Monday, June 11, 2007

drama mama

not last week, but the week BEFORE last week i had a bit of a crisis which is still even now making my life more difficult than it needs to be.

so i have this client, and she is struggling. with the money. and with not having any of it. and right now she is on crutches. we had a session, and i took her a couple of places and at one of those places she got a donation of an air conditioner, which i lifted into my car by myself, narrowly avoiding crushing every bone in my body (but that isn't the crisis). we get back to her apartment, and she wants me to go upstairs and get her shopping cart out of her apartment (i know, everybody has a shopping cart, right? i have five of them in my living room for occasions just such as this one). i leave her in the car, and go get the shopping cart. it takes me quite some time. i come back, load the air conditioner into the shopping cart, send her on her way. then it occurs to me to check my purse to be sure everything that should be in the purse is in the purse. and everything is.

except my wallet. the wallet that has my life in it.

so i call julie.

julie: hello?
morgan: I THINK MY CLIENT JUST STOLE MY WALLET.
julie: oh dear.
morgan: I'M GOING TO HAVE A NERVOUS BREAKDOWN.
julie: let me look around here and make sure you didn't leave it.
***time passes***
julie: i've looked everywhere. it isn't here. i searched the whole house.
morgan: GOING TO KILL MYSELF.

so i call my supervisor, for some advice on how to navigate this somewhat tricky little situation. i go back to my client's apartment, and this time around i'm all, "oh, i think i might have dropped my wallet up here." blah blah blah, she says she hasn't seen it, i narrow my eyes suspiciously and growl, i leave her apartment and commence sobbing while i call both banks, cancel both debit cards, put stop payments on all my checks, file a police report, try to run myself over. i decide to give her one more chance to confess before the swat team arrives to knock down her door. i say: "are you sure you don't have my wallet? please tell me if you do. all the cards are cancelled and there is no cash, so it won't do you any good. give me back my wallet, you thief." (not really that last part, but i might as well have said that).

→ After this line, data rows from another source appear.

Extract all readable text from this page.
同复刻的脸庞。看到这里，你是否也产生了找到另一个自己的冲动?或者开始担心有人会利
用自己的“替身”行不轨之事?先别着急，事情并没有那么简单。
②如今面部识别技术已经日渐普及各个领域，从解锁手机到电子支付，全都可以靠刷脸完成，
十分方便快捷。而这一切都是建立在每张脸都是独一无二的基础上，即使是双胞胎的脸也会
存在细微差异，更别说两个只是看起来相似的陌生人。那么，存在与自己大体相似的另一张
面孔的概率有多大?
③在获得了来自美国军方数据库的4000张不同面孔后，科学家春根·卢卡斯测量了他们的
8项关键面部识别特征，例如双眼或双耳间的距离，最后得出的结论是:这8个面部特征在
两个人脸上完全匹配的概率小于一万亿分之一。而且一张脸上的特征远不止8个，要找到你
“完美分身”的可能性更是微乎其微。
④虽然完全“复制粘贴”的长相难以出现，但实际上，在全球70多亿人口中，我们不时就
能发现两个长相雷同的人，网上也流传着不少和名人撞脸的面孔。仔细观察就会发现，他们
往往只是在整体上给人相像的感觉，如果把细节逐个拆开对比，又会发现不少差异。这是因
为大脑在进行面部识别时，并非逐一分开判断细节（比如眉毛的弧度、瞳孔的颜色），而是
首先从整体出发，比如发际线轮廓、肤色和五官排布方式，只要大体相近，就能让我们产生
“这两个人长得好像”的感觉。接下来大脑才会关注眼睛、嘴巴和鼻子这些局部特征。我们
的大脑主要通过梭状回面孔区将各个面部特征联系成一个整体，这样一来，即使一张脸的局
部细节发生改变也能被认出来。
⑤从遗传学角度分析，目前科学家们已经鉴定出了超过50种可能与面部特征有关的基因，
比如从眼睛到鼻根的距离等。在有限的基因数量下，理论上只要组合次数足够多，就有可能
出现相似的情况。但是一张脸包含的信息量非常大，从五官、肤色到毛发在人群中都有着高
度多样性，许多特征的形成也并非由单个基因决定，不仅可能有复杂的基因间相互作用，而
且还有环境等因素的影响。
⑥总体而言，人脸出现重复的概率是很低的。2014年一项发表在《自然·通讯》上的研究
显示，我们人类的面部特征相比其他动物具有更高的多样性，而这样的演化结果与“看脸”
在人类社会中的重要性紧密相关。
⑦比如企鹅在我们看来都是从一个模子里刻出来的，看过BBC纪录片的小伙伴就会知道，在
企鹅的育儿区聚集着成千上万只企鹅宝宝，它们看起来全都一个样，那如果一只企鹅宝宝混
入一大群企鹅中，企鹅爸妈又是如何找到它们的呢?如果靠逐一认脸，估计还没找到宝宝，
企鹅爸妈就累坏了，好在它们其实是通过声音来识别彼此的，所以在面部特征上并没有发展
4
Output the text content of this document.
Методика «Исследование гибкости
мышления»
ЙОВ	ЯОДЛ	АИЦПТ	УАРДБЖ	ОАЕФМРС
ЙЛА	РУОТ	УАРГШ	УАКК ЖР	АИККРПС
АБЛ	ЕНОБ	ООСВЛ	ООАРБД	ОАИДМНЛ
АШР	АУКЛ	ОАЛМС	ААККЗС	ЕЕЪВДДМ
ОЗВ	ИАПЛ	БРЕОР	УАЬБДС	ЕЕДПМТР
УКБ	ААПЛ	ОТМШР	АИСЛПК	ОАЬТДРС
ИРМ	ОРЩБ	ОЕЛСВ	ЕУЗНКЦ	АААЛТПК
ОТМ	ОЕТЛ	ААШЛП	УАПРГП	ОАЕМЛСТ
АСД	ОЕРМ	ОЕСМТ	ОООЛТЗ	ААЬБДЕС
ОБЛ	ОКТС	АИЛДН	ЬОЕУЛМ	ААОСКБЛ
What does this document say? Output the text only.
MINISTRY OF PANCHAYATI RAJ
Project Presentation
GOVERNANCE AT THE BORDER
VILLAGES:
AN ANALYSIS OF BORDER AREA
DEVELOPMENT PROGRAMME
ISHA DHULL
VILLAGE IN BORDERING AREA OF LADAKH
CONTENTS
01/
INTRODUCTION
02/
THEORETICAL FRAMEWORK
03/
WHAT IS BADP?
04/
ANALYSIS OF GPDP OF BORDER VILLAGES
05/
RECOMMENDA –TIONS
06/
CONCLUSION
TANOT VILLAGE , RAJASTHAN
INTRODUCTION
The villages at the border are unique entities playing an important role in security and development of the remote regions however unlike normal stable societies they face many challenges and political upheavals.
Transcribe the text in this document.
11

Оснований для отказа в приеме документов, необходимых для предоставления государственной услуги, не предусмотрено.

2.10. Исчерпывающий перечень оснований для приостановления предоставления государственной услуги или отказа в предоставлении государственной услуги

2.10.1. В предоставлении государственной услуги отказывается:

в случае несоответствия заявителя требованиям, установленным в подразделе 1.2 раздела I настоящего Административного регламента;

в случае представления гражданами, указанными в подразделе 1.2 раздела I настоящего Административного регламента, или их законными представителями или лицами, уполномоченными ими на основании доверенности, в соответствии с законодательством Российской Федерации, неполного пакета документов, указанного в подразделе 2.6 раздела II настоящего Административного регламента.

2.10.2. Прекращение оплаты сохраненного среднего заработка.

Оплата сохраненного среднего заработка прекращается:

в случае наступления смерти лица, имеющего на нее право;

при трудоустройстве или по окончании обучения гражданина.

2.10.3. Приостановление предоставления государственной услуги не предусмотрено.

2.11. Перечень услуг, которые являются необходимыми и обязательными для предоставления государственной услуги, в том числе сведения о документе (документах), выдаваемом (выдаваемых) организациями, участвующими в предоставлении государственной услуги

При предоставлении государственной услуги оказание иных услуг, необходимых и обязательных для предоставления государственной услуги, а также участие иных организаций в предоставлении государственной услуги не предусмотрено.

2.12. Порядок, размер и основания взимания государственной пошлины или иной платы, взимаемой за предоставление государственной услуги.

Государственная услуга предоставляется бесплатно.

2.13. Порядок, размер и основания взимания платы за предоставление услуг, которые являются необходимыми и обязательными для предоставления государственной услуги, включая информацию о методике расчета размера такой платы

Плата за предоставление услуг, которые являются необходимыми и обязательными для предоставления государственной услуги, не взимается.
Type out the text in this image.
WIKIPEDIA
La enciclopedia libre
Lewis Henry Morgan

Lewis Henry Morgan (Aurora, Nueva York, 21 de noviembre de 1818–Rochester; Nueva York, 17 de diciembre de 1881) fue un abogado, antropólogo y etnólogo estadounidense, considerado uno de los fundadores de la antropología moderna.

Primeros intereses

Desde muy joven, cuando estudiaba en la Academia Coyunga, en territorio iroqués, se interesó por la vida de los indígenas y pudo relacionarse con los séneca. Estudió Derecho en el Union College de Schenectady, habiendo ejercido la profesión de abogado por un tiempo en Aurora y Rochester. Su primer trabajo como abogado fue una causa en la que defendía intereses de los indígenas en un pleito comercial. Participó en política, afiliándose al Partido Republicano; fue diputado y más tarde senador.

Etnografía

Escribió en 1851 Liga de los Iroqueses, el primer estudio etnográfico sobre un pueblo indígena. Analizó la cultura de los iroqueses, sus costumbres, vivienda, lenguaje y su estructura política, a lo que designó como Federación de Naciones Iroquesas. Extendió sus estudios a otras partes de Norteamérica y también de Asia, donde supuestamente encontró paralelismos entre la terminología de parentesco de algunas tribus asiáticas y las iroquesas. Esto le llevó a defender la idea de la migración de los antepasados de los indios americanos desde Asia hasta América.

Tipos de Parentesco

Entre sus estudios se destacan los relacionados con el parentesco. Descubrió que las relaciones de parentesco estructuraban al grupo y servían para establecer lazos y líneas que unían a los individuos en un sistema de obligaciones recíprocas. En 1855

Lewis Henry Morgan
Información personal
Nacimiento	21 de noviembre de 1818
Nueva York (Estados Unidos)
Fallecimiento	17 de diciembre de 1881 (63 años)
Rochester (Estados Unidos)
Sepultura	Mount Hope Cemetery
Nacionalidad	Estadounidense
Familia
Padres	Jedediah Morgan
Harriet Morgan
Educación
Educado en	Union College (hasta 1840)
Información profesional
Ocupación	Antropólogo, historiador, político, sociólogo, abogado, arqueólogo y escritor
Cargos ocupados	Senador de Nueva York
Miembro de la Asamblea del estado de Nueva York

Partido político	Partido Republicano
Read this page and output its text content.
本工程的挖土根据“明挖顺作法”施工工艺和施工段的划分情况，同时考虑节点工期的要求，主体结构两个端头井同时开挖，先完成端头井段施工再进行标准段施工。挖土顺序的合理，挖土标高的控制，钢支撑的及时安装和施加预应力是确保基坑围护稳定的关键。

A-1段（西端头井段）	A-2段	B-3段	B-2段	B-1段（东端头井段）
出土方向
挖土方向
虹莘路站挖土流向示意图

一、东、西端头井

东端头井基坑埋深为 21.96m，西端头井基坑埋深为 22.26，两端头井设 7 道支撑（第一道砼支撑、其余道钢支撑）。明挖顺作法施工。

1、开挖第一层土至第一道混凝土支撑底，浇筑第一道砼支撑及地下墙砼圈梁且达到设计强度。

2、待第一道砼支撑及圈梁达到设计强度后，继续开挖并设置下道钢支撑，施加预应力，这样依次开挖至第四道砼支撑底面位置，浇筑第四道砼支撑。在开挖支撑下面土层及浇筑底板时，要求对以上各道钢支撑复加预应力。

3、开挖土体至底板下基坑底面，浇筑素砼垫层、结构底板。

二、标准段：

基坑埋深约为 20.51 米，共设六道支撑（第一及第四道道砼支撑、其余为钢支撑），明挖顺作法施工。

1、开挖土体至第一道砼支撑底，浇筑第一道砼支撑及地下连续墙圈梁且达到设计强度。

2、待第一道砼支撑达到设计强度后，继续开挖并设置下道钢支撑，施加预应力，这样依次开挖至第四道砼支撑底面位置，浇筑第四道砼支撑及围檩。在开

so back in the car i go, talking to julie on the phone about how dreadfully horrendously terrible it is going to be to replace everything in my wallet and what a tremendous pain in the ass it is going to be until i get my debit cards and checks in the mail (what am i supopsed to do during those 7 business days, bank man? write people i.o.u's? barter? STEAL?), and then julie says: "oh! i found your wallet!"

now clearly, i am overjoyed that my wallet was not stolen. and that conversation when i apologized to my client for practically throwing her in the clink with my own hands, well that conversation was SO much fun. and, since it has been 9 business days and i STILL don't have checks from one of my banks, the bank that has the account that i happen to be using to remodel a house, i'm pretty sure the government is going to investigate me because i keep going to the bank to withdraw very large sums of cash. like large enough to, say, install an hvac. or buy a lot of drugs.

oh, and two of those checks that i put stop payments on? i had already written them. it's pretty likely that i'm going to win some kind of customer appreciation award for awesomeness from the electric company. i hear they LOVE it when people pay their bills with hot checks.

1 comment:

Carol said...

I can't even tell you how many debit cards I've cancelled, because I was sure they were stollen- and they always turn up later, somewhere. My favorite part of the whole ordeal is remembering what companies have the card numbers for automated payments... and calling all those guys to change the number. That rocks. And then finding out that you forgot one, and the payment didn't go through, so you've been charged a fun little fee.